Joan Puigcercós i Boixassa
Secretario general de ERC y su portavoz en el Congreso
100 días más para que llegue la hora de la verdad
27/07/2004

Los 100 primeros días del ejecutivo de Zapatero han coincidido prácticamente con el período de evaluación académico. En estos términos, si tuviéramos que valorar la acción del Gobierno socialista de estos tres largos meses lo calificaríamos con un aprobado. Un aprobado holgado, tirando hacia el bien.

Y es que Zapatero y su equipo han implantado una nueva manera de hacer las cosas. Han devuelto la política al Congreso, han devuelto el diálogo. Las formas, a veces, son tan o más importantes que el fondo y Zapatero lo sabe. También hay que reconocer que su antecesor en el cargo le puso las cosas fáciles: los últimos años de Gobierno popular fueron de una extrema tensión y prepotencia de Aznar y los suyos que, con un poco de mano izquierda, era fácil caer mejor.

La cara de la acción de Gobierno más tangible puede concretarse en cuatro hechos. El primero, el restablecimiento de la política internacional: el Estado español ha vuelto a Europa y ha visto la luz al fondo de un largo túnel en que se había instalado en política internacional. La retirada de las tropas de Irak ha sido buena prueba de ello. El segundo y no por ello menos importante -al contrario- ha sido la derogación de un transvase del Ebro basado en buscar el enfrentamiento entre territorios y favorecer los intereses de los empresarios del cemento, la especulación urbanística y los campos de golf: el modelo obsoleto de turismo de los populares. También es altamente destacable el compromiso de modificación de la Ley de Estabilidad Presupuestaria para que sean las comunidades las que puedan decidir su propio nivel de endeudamiento.

Pero detrás de una cara siempre aparece la cruz. El Gobierno de Zapatero y Montilla ha pecado en timidez a la hora de reformar algunas herencias de sus antecesores populares así como las contradicciones que han emergido entre ministros a la hora de tramitar la Ley de Horarios Comerciales o la de Subvenciones. Además, ha faltado decisión para derogar la LOCE, la denominada ley de calidad de la enseñanza que sacó masivamente a la calle a estudiantes, profesores y padres. Se debería haber llegado hasta el final.

Pero una vez pasados los cien primeros días deberemos esperar otros 100 para hacer el verdadero balance que permitirá desterrar algunas dudas surgidas a lo largo de estos meses. El balance de verdad. Será entonces, poco después de iniciar el nuevo curso, cuando el calendario marcará el comienzo de la negociación de los presupuestos para el 2005. Las cuentas del Estado para el año que viene serán la piedra de toque del ejecutivo del PSOE y Esquerra tiene claro que no podrá apoyarlas sin un giro pronunciado a la izquierda y un abandono de la excesiva concentración de recursos en Madrid en detrimento de las denominadas, por algunos, 'periferias'.

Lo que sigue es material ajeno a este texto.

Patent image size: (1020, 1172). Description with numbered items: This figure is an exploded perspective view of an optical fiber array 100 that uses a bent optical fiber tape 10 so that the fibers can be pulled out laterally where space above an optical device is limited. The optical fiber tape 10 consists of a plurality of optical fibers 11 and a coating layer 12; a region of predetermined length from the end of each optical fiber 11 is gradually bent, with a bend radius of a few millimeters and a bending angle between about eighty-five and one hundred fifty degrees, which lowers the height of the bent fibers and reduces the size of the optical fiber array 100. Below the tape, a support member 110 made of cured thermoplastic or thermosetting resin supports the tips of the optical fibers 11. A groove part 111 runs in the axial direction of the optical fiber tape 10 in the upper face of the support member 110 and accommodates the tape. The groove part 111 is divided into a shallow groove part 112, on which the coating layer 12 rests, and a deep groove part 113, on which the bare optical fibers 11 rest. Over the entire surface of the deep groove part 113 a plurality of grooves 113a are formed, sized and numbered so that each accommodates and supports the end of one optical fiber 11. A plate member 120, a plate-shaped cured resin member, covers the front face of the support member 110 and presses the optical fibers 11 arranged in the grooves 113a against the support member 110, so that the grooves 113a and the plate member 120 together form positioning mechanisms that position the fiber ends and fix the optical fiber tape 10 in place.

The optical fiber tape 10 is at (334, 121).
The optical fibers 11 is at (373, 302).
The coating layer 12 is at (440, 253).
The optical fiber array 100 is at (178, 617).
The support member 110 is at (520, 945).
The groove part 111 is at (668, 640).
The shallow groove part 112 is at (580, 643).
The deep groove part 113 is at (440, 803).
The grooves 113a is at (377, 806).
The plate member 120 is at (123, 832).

ERC no piensa asumir un papel de conseguidor que busca únicamente arrancar partidas presupuestarias concretas para poder vender estos logros y obtener con ellos réditos electorales. La izquierda independentista catalana asumió el compromiso sellado por los tres partidos de progreso catalanes y piensa defenderlo en Madrid. El acuerdo del Saló del Tinell es el marco que dio origen al gobierno catalanista y de izquierdas, un acuerdo de País, y éste será la base de la negociación para los presupuestos del 2005.

Unas cuentas en las que ERC tiene bien claras sus prioridades: superar el déficit endémico de infraestructuras que padece el arco mediterráneo, los Països Catalans; destinar partidas para poder atender a la nueva inmigración que llega en masa a tierras catalanas y que está dejando vacías las arcas de ayuntamientos y instituciones que se están vaciando en esfuerzos para poder dar una atención digna a los nuevos catalanes; en materia ambiental la implementación de protocolo de Kioto; en el ámbito económico redistribuir la presión fiscal de manera que mejoren las condiciones para las PYMES y los autónomos además de invertir -en serio y no minucias- en I+D+i. Por último, destinar recursos para potenciar la lengua y cultura catalanas. Sin cultura normalizada para todas y todos los catalanes no hay sociedad de progreso.

Dentro de 100 días el PSOE deberá demostrar que la tan nombrada España plural es una pretendida realidad o bien una entelequia de algunos. Deberá visualizarse si un sector importante del partido que gobierna el Estado apuesta por la pluralidad como valor de riqueza y no como un estorbo. Más allá de pronósticos, lo único realmente seguro es que acabará siendo el tiempo -como siempre- quien ponga las cosas en su sitio. En 100 días lo comprobaremos.